Tuttavia, i riti pagani dei Saturnalia più che ricordare il Natale somigliano al Carnevale, sia per il carattere burlesco che per la leggerezza d’animo, ma anche per lo stravolgimento delle parti e ancor più per l’opulenza dei banchetti. Dunque uno dei prodotti tipici del Carnevale è il maiale simbolo di lussuria e di tentazione e non a caso i festeggiamenti cominciano proprio nel giorno di Sant’Antonio Abate ( 17 gennaio) da sempre,iconograficamente, rappresentato con il fuoco e il maiale proprio per aver vinto sulle tentazioni del diavolo e sulle passioni. Manco a dirlo i bagordi carnacialeschi cadono nel periodo più freddo dell’anno in cui si macellano più suini e si consuma più carne e lardo, usato, specie in passato, per friggere. Metaforicamente il maiale e il Carnevale rappresentano gli eccessi della gola e della lussuria e l’inverno è il momento giusto per strafare con grasso, fritti e calorie a sottolineare che la natura coniuga e valorizza tradizioni e consumi!

Prima di levare la carne… di mezzo, e qui il significato del nome Carnevale, in giro per l’Italia, in lungo e in largo, abbondano i piatti, come le lasagne o il sanguinaccio che celebrano il piacere della gola e l’abbondanza della carne.
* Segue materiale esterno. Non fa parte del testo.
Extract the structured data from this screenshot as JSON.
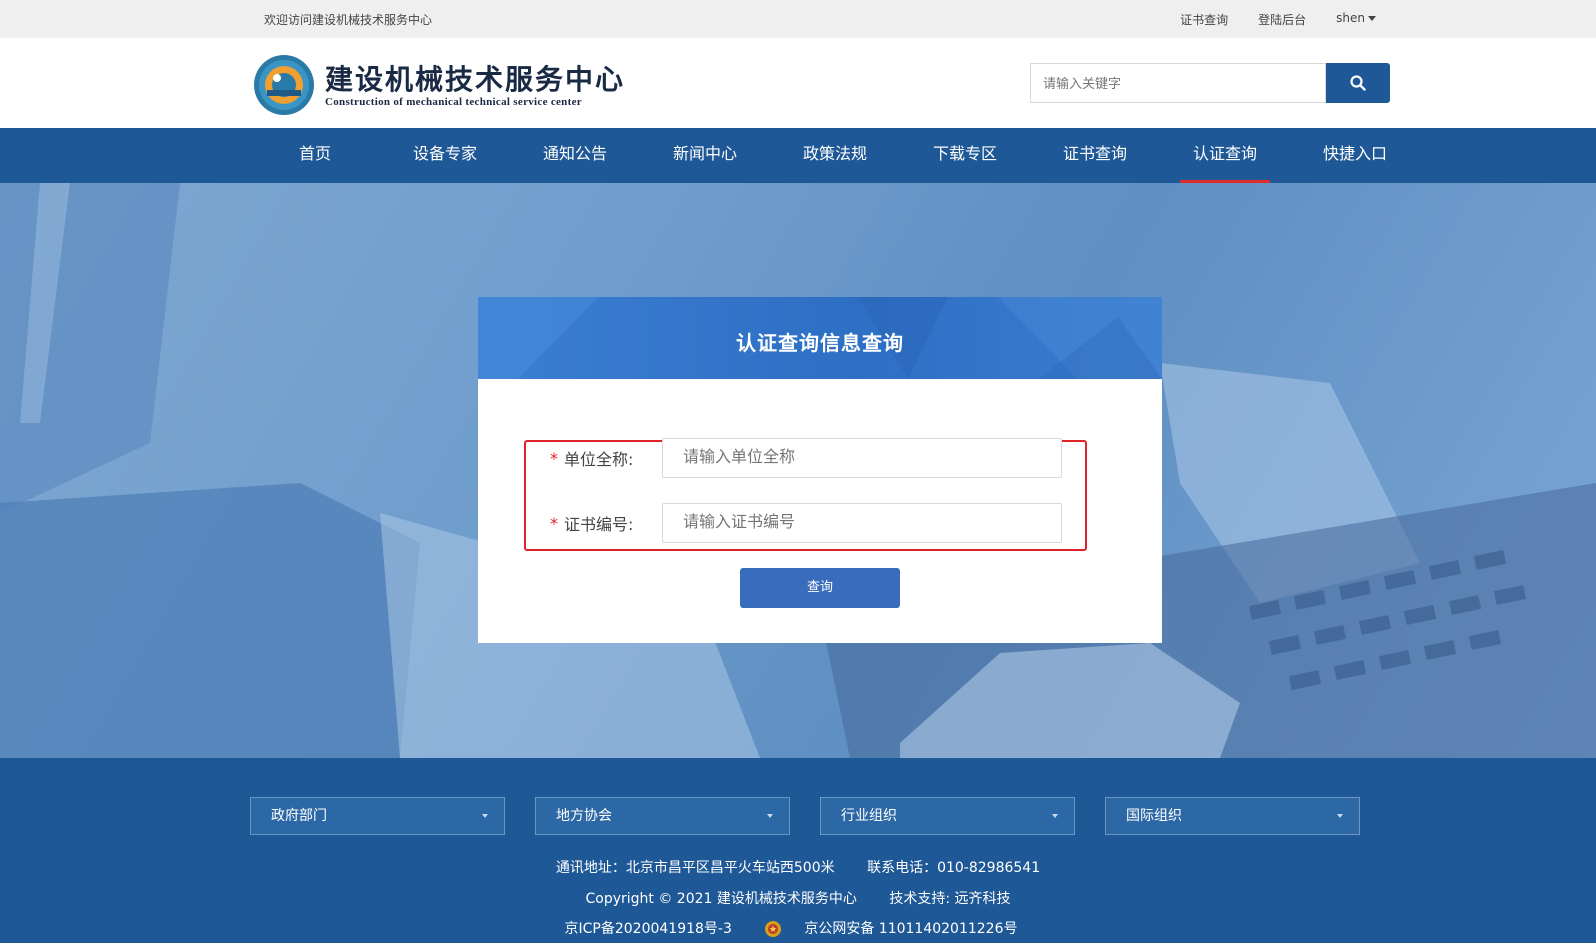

Inoltre si eccede con i fritti  e si preparano dolci che preannunciano il risvegliarsi della natura a Primavera come il migliaccio napoletano a base di ricotta e semolino al profumo di fiori che somiglia e anticipa la squisita pastiera pasquale, altri invece come le frittelle di riso fiorentine, ereditate dal medioevo, piacciono per la semplicità degli ingredienti e per il profumo di agrumi tipico dell’inverno. Gustosissimi i dolci siciliani come le sfinci fritte e irrorate di miele aromatizzato alla cannella oppure i friciò piemontesi, frittelle morbide con uvetta sultanina simili anche alle castagnole di origini romagnole ma preparate un po’ ovunque.
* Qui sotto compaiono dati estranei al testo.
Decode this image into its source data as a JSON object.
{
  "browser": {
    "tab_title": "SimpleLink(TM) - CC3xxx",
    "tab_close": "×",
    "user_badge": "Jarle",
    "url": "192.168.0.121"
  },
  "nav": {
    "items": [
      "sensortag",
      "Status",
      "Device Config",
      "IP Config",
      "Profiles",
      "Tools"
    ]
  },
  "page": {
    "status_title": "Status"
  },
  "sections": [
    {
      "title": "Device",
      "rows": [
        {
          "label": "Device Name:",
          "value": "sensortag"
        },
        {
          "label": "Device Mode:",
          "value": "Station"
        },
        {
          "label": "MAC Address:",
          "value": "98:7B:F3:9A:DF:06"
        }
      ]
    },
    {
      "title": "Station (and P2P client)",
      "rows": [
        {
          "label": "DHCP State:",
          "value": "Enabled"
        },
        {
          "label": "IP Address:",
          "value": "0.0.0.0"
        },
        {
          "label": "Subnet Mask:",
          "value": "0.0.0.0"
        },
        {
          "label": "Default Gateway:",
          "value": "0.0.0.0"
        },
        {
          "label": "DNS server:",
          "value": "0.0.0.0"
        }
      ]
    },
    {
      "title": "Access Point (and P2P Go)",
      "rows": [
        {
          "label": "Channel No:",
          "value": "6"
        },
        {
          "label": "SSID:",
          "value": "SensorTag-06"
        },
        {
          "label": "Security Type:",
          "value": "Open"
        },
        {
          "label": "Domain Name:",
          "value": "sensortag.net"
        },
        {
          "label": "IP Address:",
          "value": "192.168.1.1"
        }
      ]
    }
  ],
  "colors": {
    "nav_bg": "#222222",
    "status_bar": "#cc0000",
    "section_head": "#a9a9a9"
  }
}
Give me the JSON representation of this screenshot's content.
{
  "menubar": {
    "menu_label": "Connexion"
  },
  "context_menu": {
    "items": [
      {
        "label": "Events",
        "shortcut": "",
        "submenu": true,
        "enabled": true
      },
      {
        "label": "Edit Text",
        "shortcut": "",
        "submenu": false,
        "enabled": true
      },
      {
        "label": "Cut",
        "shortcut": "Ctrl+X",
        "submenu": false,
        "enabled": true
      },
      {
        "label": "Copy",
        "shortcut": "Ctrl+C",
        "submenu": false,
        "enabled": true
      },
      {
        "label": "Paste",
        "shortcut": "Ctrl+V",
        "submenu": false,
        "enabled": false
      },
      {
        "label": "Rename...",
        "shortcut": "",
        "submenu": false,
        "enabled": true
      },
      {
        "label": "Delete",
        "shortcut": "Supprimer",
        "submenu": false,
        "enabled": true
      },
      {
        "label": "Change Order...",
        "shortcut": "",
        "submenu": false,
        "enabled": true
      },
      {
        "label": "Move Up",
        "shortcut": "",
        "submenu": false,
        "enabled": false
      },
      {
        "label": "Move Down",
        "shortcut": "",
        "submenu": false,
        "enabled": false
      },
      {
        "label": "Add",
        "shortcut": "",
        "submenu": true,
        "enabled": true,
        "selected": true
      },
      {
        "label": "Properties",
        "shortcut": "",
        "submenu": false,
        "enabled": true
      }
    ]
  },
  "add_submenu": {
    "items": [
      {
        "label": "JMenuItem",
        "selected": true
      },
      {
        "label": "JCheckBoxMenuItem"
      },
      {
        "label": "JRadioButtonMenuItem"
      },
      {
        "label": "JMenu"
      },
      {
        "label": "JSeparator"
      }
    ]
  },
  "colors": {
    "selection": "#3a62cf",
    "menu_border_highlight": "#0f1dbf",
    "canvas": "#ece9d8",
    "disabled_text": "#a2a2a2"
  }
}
Ma la ricetta che più unisce l’Italia a tavola in questo periodo è quella di dolci sottili, leggeri e fritti a base di farina, uova, pochissimo zucchero, nell’impasto, aromi di agrumi o distillati a piacere, a seconda della regione, e poi tanto zucchero a velo a ricoprirli dopo la doratura. Questi irregolari, croccanti e squisiti dolcini cambiano denominazione da regione a regione. Nelle Marche si chiamano frappe, in Emilia Romagna talvolta frappe talvolta sfrappole, cenci o donzelle ma pure zonzelle  in Toscana, crostoli in Trentino e galani in Veneto e ancora bugie in Piemonte e Liguria. Ma anche nastri di suora o lattughe in Lomabrdia e crostoli o grostoli in Triveneto.  Cioffe in Abruzzo, guanti in Calabria e maraviglias in Sardegna.  Nel Lazio, invece, sono detti sfrappe e in Campania e Puglia si dicono chiacchiere e pare che questo sia il nome più diffuso accanto a ogni regionalismo. Con piccole differenze magari di forma, di aromi o intingoli d’accompagnamento come miele, cioccolato o addirittura sanguinaccio  sono comunque discendenti delle frictilia, losanghe fritte nel grasso, preparate proprio in occasione dei Saturnalia.
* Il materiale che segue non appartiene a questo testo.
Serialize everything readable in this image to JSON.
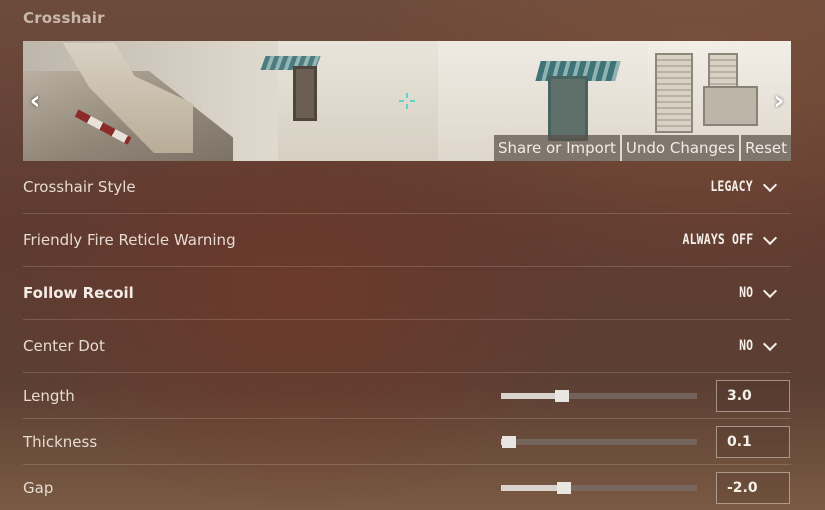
{
  "section_title": "Crosshair",
  "preview": {
    "actions": [
      "Share or Import",
      "Undo Changes",
      "Reset"
    ],
    "prev_icon": "chevron-left-icon",
    "next_icon": "chevron-right-icon",
    "crosshair_color": "#5fd4c4"
  },
  "settings": {
    "crosshair_style": {
      "label": "Crosshair Style",
      "value": "LEGACY"
    },
    "friendly_fire": {
      "label": "Friendly Fire Reticle Warning",
      "value": "ALWAYS OFF"
    },
    "follow_recoil": {
      "label": "Follow Recoil",
      "value": "NO"
    },
    "center_dot": {
      "label": "Center Dot",
      "value": "NO"
    },
    "length": {
      "label": "Length",
      "value": "3.0",
      "slider_fraction": 0.31
    },
    "thickness": {
      "label": "Thickness",
      "value": "0.1",
      "slider_fraction": 0.04
    },
    "gap": {
      "label": "Gap",
      "value": "-2.0",
      "slider_fraction": 0.32
    }
  },
  "colors": {
    "accent": "#5fd4c4",
    "text": "#e6dcd2"
  }
}
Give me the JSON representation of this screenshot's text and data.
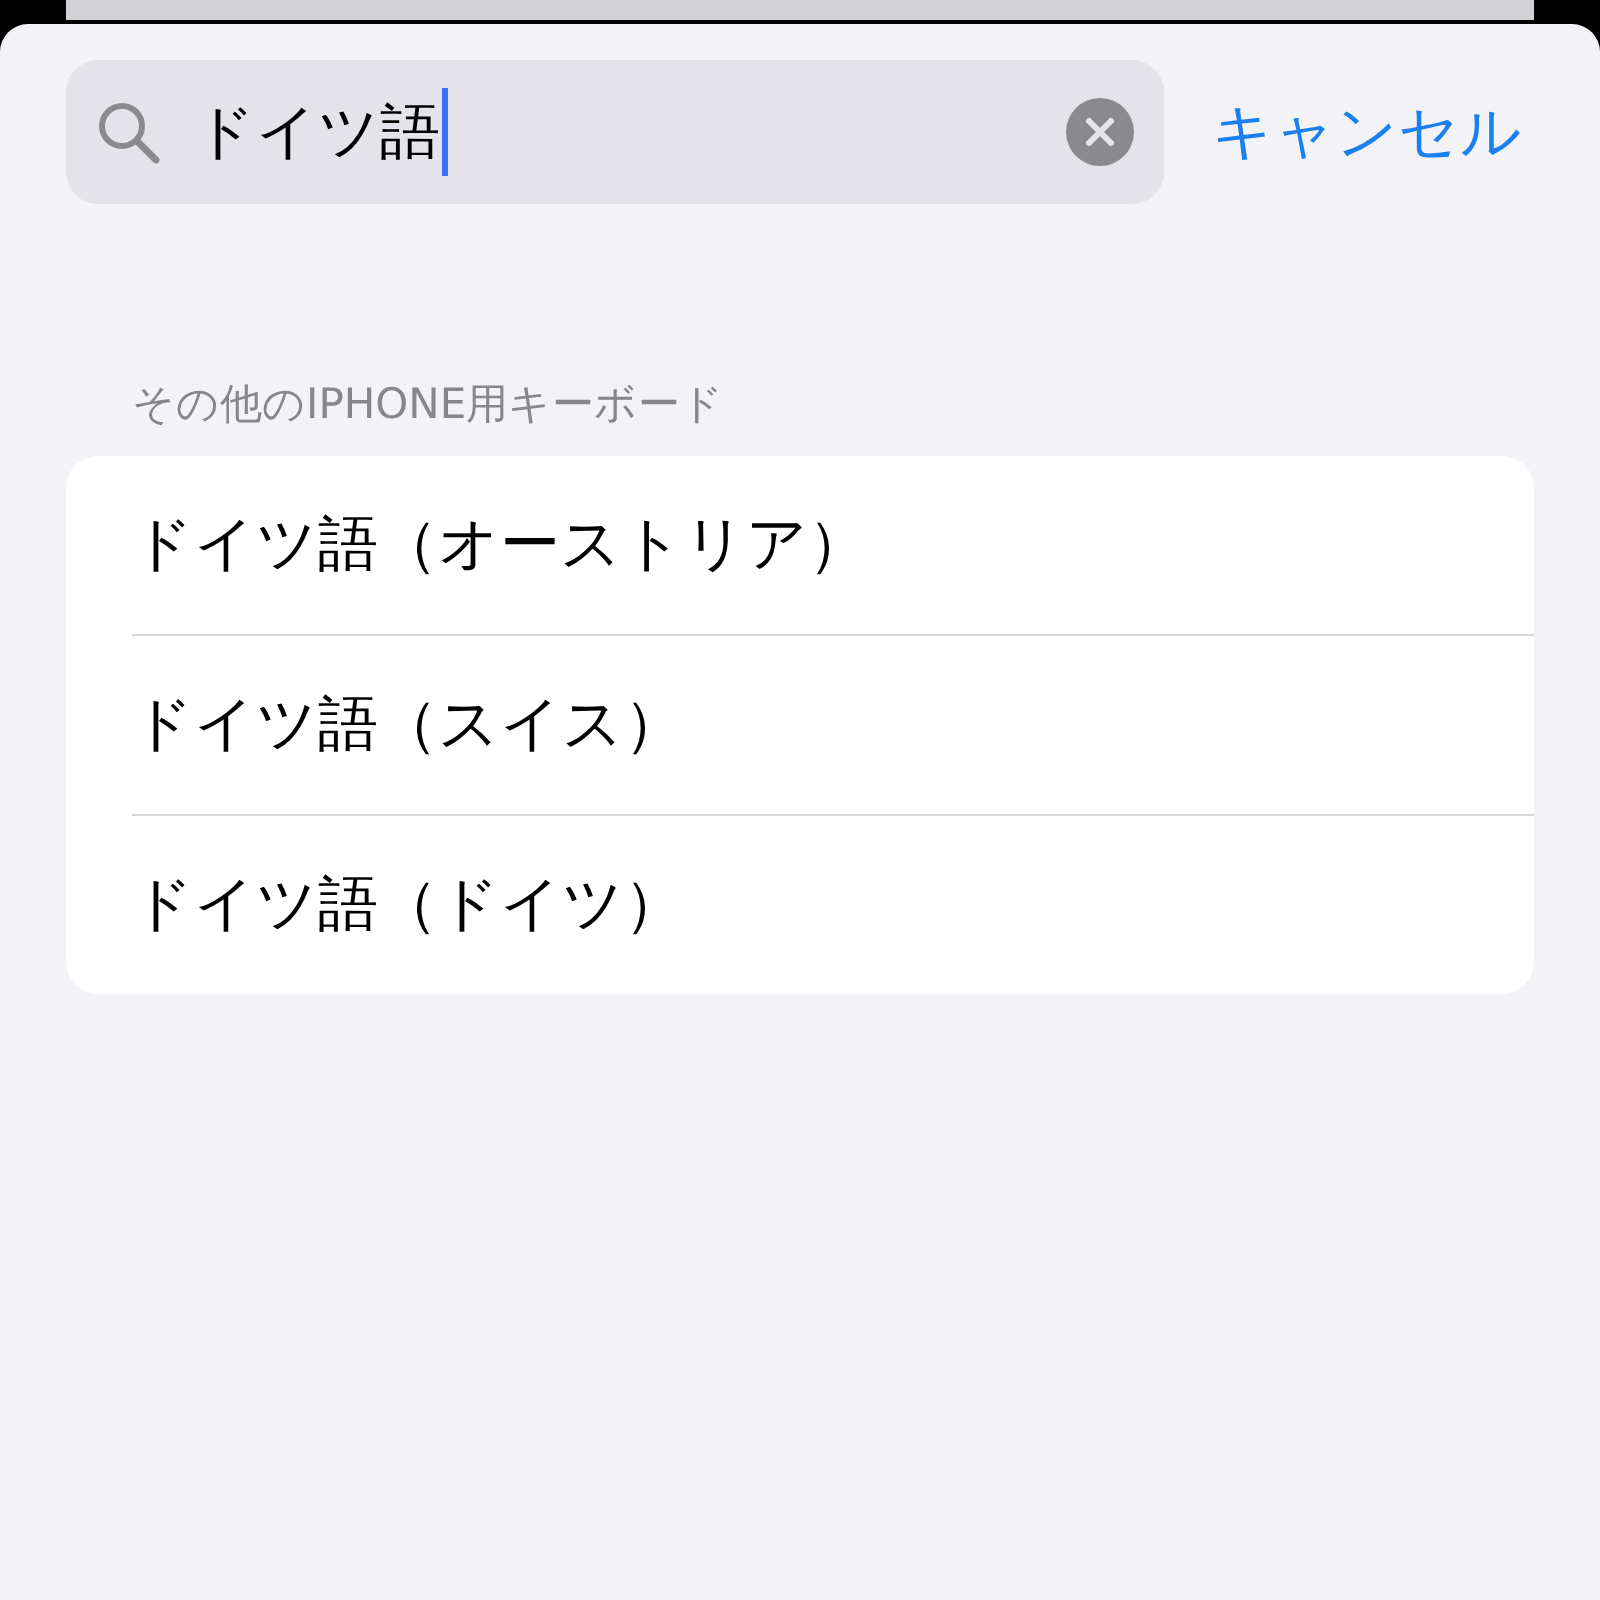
{
  "search": {
    "value": "ドイツ語"
  },
  "cancel": "キャンセル",
  "section": {
    "header": "その他のIPHONE用キーボード",
    "items": [
      {
        "label": "ドイツ語（オーストリア）"
      },
      {
        "label": "ドイツ語（スイス）"
      },
      {
        "label": "ドイツ語（ドイツ）"
      }
    ]
  }
}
Sebbene il cristianesimo abbia cercato da sempre di reprimere le antiche pratiche pagane, il desiderio di dare libero sfogo alle passioni torna fatalmente perché è insito nella natura umana e, seppure in maniera molto più smussata, questa antica celebrazione del piacere è stata rinviata tra febbraio e inizio marzo e predispone al periodo buio e di astinenza della Quaresima prima della rinascita della natura in Primavera e quindi della Pasqua. Così come genericamente, oggi, se ne conservano le caratteristiche dei festeggiamenti se ne conservano anche i piatti e i dolci preparati per l’occasione.

E se già Seneca pensava che una volta all’anno è lecito essere folli’ e Lorenzo il Magnifico, in occasione di carri carnacialeschi, scriveva: ‘Quant’è bella giovinezza, che si fugge tuttavia! chi vuol esser lieto, sia: di doman non c’è certezza… brindiamo, friggiamo e godiamoci la spensieratezza (della vita e poi) del Carnevale… specie a tavola! 

F.S.M.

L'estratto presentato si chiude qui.